Wang started to create a series of tools to make this process easier for biologists, including a data processing pipeline called Metadata Magnet. Metadata Magnet curates large genomic datasets from the NCBI database, then built-in statistical tools allow researchers to test hypotheses on genes of interest. These pipelines are implemented in an open-source workflow manager called Nextflow, which makes it easier for researchers to reproduce their analyses. The tools keep track of the inputs used for each analysis, so researchers can double-check their work and produce the same results again at any time.

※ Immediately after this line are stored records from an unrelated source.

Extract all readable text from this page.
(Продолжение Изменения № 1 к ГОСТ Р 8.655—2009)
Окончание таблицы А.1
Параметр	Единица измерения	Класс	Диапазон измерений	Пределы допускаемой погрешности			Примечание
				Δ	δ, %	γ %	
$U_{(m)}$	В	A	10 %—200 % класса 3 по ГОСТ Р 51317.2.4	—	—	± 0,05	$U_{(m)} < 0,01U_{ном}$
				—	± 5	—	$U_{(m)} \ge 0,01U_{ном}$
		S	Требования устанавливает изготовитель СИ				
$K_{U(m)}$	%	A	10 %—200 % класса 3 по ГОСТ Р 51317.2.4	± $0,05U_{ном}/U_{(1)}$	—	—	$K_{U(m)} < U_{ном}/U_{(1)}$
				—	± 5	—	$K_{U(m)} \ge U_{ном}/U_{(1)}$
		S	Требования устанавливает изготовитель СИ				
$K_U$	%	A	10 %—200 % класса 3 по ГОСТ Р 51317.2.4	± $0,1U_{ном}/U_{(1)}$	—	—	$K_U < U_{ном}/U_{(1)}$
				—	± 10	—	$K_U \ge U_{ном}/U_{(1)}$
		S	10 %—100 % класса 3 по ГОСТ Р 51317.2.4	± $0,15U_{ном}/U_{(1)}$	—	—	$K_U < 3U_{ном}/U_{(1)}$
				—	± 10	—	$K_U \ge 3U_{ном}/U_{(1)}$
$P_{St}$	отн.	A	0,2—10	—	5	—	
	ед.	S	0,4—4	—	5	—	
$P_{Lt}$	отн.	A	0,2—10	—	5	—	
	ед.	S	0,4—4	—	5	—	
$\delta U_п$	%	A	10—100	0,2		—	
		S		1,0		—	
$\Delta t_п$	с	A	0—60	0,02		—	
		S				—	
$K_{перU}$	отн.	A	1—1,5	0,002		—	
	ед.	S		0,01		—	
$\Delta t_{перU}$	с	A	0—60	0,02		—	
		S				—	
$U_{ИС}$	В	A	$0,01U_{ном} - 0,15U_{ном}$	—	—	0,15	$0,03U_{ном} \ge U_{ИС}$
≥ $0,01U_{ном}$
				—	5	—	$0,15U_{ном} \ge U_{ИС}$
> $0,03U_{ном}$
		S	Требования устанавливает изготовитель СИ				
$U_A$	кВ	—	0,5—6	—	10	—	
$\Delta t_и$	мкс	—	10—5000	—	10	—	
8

By making it easier to study how an organism’s prior ecological and evolutionary history has shaped bacterial genomes, these pipelines could help researchers develop more targeted treatments to diseases in the future. Additionally, standardized analyses address the reproducibility crisis, in which researchers are unable to replicate results previously published by themselves or others.
“I designed this pipeline with my biologist colleagues in mind,” Wang said. “I wanted it to be hassle-free to run, even if you don’t have much experience working in a Linux terminal.”
Wang, who graduated in December 2025, continues to work with Armbruster to refine the tools. She has already released one tool on GitHub and plans to publish the other as well, making them easily accessible to researchers worldwide. The team also is establishing a collaboration with an external lab to expand the tools’ capabilities.
“The broader vision behind this tool is to democratize access to comparative genomics analyses,” Armbruster said. “The tool has the potential to help experimental biologists more easily leverage public genomic resources to generate and test hypotheses about microbial ecology, evolution and disease.”